Ensuite, la drôle de compassion, la seringue en bandoulière et la piqûre à la boutonnière, qui veut aider à mourir, parce qu'une minute suffit pour piquer, mais qui refus d'aider à vivre, parce que là il faut plus de temps. Car enfin, les 400 personnes qui ont trouvé deux heures pour aller à la messe de Vincent Humbert éliminé n'avaient pas trouvé dix minutes pour aller parler avec Vincent Humbert quand il les attendait. Il le dit et s'en plaint dans son livre qui est un hymne à la vie et le récit d'une avalanche d'égoïsmes qui l'ont acculé.
Encore l'invocation d'une dignité pourtant tellement refusée aux milliers d'oubliés dans les maisons de retraite, que l'on ne voit pas comment elle serait sincèrement accordée aux enfermés dans la maladie. En vérité, l'euthanasie consiste moins à reconnaître la dignité de l'autre qu'à s'exonérer de sa culpabilité envers les autres. Notamment parce que, depuis vingt ans, on a voté n'importe comment en laissant se créer tellement la pénurie de tout que l'euthanasie organise en final la pénurie de la vie. Quand l'Europe des restrictions impose le choix budgétaire entre investir pour les dieux du stade ou les vieux au dernier stade, on choisit les premiers et on offre l'euthanasie aux seconds.
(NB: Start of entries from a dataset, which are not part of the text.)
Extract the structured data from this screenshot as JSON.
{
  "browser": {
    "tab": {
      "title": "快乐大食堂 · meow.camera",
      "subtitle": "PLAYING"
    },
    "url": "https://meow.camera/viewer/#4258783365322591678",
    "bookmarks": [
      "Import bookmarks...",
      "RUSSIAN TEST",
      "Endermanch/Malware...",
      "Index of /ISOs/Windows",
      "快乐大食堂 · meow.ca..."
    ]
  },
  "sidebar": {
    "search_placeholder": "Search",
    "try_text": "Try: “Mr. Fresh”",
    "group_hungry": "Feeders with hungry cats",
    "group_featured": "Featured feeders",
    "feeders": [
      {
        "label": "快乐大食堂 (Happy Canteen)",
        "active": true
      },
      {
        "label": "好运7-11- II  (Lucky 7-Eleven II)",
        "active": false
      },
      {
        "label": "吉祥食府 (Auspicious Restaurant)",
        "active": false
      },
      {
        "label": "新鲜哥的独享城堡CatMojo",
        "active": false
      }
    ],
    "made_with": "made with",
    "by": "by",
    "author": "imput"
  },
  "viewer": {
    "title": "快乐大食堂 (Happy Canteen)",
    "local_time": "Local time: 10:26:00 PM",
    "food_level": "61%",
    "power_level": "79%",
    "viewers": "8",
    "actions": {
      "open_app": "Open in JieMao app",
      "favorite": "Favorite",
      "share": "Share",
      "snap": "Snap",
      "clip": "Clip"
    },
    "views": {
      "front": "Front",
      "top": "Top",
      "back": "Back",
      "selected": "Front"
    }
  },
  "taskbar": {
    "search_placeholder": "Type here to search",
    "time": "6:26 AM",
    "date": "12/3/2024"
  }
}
Enfin, quand on invoque les droits de l'homme pour refuser aux fils malades de l'homme le droit de rester parmi les autres hommes, le droit à l'euthanasie de l'autre se réduit au droit à l'égoïsme pour soi. C'est si vrai que s'il ne restait sur terre que B. Kouchner et Chantal Sébire, le premier voudrait-il vraiment une "loi d'exception" pour éliminer la seule habitante et se retrouver seul avec son sac de riz ? C'est donc bien que le grand malade a une grande valeur, puisque lorsque Robinson Crusoë n'a plus que lui le vendredi, il ne lui viendrait pas à l'idée de le tuer le samedi. Pour se retrouver seul le dimanche.
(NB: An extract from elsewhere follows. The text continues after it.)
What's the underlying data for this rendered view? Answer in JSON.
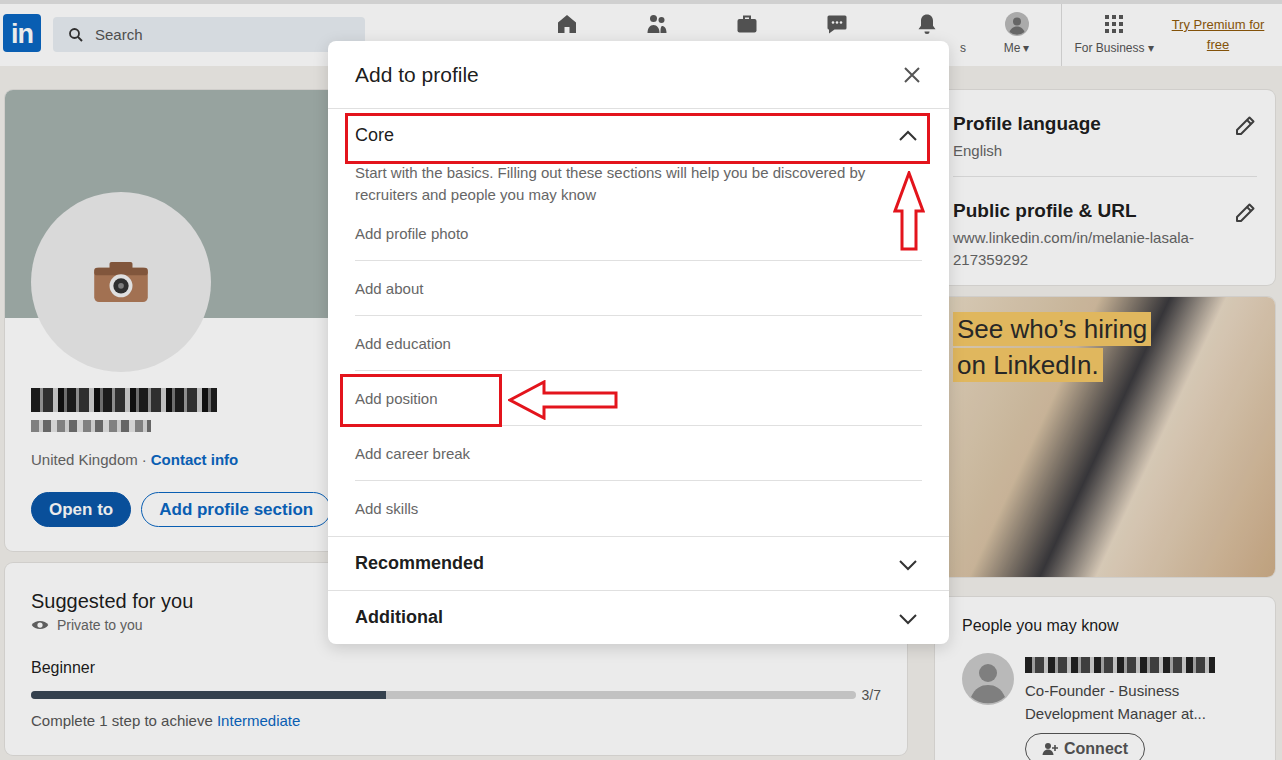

Or les hommes de la terre sont seuls dans l'espace. Les deux sondes spatiales, parties sous la présidence Carter il y a trente ans, ont quitté le système solaire à la recherche de signes de la vie. Et elles n'ont rien capté. La vie terrestre est bien une exception dans l'univers. "Une exception à la loi" de la vie exceptionnelle supprimerai alors l'exception de la vie.
M. le ministre Kouchner, Mme le ministre Morano, quand un pays commence à faire une "exception à la loi" de Moïse, on sait où le toboggan des exceptions conduit. Moi, j'ai choisi le camp de la vie. Sans aucune exception.